The Day the Movies Died
Movie lovers, I’ve got some sad news to deliver. Burning Paradise Video, Albuquerque’s only source for independent, foreign and cult cinema on DVD, is closing its doors. Over the years, Albuquerque has witnessed the demise of many beloved video rental stores like Wavy Brain and Alphaville ... plus all those boring mainstream chains like Blockbuster. Losing Burning Paradise after so many years is a major blow to the local film community. Burning Paradise has not only supplied hard-to-find films for our VCRs and DVD players, it’s been a major sponsor of Alibi Midnight Movies, it’s organized film classes, screenings and festivals (the annual TromaDance New Mexico), and it’s formed a label to release local films (Gimme Skelter, Slumber Party Slaughterhouse and Fugue State among them).
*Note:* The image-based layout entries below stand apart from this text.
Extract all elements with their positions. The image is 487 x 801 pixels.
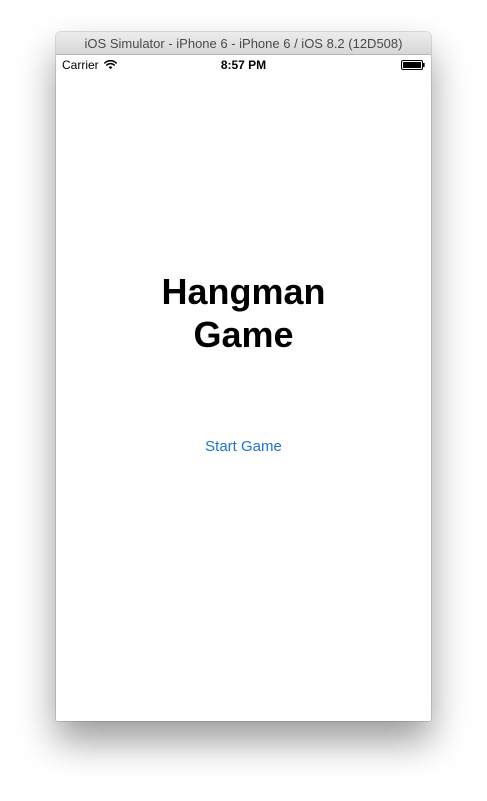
window-titlebar[interactable]: iOS Simulator - iPhone 6 - iPhone 6 / iO… [56,32,431,55]
game-title-line-2: Game [193,314,294,355]
window-title: iOS Simulator - iPhone 6 - iPhone 6 / iO… [84,35,403,51]
game-title: Hangman Game [56,270,431,356]
status-time: 8:57 PM [220,58,267,72]
simulator-window: iOS Simulator - iPhone 6 - iPhone 6 / iO… [56,32,431,721]
status-bar: Carrier 8:57 PM [56,55,431,75]
device-screen: Carrier 8:57 PM Hangman Game Start Game [56,55,431,721]
desktop-background: iOS Simulator - iPhone 6 - iPhone 6 / iO… [0,0,487,801]
battery-icon [401,60,425,70]
game-title-line-1: Hangman [161,271,326,312]
start-game-button[interactable]: Start Game [56,438,431,455]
In January, the store relocated from Downtown to the Bricklight District on Harvard, where it seemed to find a receptive new audience of UNM students. You could blame the store’s closure on the poor economy or changing film-viewing habits, but it seems like owner Kurly Tlapoyawa has simply decided it’s time to move on. For the immediate future, he’ll be concentrating on his career as a stuntman (check him out in Gamer, Crank: High Voltage and the upcoming Undocumented) and promises to keep Burning Paradise alive as a boutique video label.
While we’re sad to see Burning Paradise go, leaving us to the whims of Redbox and Netflix, we can at least give it a proper send-off. The store will be liquidating all of its stock, starting this week. Grab a piece of Albuquerque cinema history by purchasing a copy of your favorite Italian zombie movie, French vampire flick or American grindhouse classic. Burning Paradise is located at 115 Harvard SE. You’ve got until the end of the month to get over there and bid the place a fond farewell.
Music + Video
The 48 Hour Film Project’s very first 48 Hour Music Video Project is scheduled to take place Sept. 23 to 25. Local bands will be united with local filmmakers to try and create, shoot, edit and premiere an entire music video in just two days. Though the 48 Hour Film Project continues to be a major international competition, the 48 Hour Music Video Project is a test-pilot program taking place in Albuquerque alone. There are spots for only 20 bands and 20 filmmaking teams in this inaugural go-around. You have until Monday, Sept. 12, at midnight to register. So if you’re a musician or a filmmaker interested in making some noise, this is a prime opportunity to show off your skills. Registration fees are $90 for filmmakers and $199 for bands. But, you get an awesome music video at the end of it.